Causa menduga peningkatan NPL pada KPR disebabkan dua kebijakan pada industri pertambangan dan perhotelan. Pertama, larangan ekspor mineral mentah berdasarkan UU 4/2009 tentang Pertambangan Mineral dan Batubara.
Kebijakan tersebut sempat menyebabkan operasional tambang berhenti beroperasi. Hal tersebut berimbas pada industri turunan tambang, seperti transportasi, logistik, akomodasi dan lain lain juga mengalami penurunan pendapatan.
“Akibatnya repayment capacity dari para pegawai untuk membayar KPR jadi terhambat,” ujarnya.
Adapun kebijakan kedua yang berpengaruh ke KPR adalah himbauan bagi instansi pemerintah dan BUMN untuk tidak melakukan rapat di hotel. Hal ini menyebabkan pendapatan hotel turun signifikan dan berimbas kepada supplier barang dan jasa perhotelan.
Akibatnya, pendapatan para pegawai yang terkait di industri jadi berkurang sehingga pembayaran cicilan KPR pun terhambat. “Selain itu juga ada masalah akibat kenaikan harga BBM yang menurunkan daya beli masyarakat,” jelasnya.
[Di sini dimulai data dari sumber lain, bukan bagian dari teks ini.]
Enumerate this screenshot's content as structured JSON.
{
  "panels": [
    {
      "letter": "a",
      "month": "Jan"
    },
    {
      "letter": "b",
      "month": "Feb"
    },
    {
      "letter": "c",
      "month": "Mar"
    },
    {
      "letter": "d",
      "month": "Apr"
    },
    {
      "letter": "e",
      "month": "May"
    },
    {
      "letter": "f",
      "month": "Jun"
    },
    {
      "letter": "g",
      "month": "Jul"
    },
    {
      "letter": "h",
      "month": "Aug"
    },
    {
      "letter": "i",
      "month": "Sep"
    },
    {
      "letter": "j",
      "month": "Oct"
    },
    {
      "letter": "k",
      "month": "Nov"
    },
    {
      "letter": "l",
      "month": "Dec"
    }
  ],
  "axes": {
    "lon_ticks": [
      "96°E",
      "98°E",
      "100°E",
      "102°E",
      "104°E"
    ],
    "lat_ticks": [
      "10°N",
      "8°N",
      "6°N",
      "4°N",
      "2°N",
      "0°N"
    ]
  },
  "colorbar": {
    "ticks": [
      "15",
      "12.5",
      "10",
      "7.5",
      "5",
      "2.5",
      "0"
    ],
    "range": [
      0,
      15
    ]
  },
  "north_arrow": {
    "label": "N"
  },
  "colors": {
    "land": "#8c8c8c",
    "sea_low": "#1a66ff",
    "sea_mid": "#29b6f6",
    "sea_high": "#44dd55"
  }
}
Sementara itu, kenaikan suku bunga KPR yang dipicu oleh naiknya BI Rate sebesar 200 basispoint hingga sempat menyentuh 7,75 persen menurut Causa tidak banyak berpengaruh terhadap NPL.
“Kalau BI Rate pengaruhnya tidak terlalu tinggi karena transmisinya tidak terlalu cepat,” jelasnya.
Causa optimistis NPL di pembiayaan perumahan dapat ditekan setelah industri pertambangan dan perhotelah beroperasi normal. “Itu hanya shock saja karena industri tambang sudah mulai beroperasi dan sudah tidak ada larangan rapat di hotel,” jelasnya.
Sementara itu, Ketua Persatuan Perusahaan Real Estate Indonesia (REI) Sulsel Arief Mone mengatakan industri properti di Sulawesi Selatan pada 2015 diyakini bakal tetap cerah dengan kecenderungan pertumbuhan pada segmen hunian menengah ke atas.
Dia menjelaskan pertumbuhan ekonomi Sulsel yang diproyeksi berada pada kisaran 7,5-8,5 persen pada tahun ini diyakni bakal diikuti oleh gairah sektor properti yang mampu tumbuh sekitar 15 persen.
"Rumah dengan segmen menengah ke atas cenderung menjadi prioritas bisnis kami di REI, apalagi landed house masih menjadi primadona," ujarnya kepada Bisnis belum lama ini.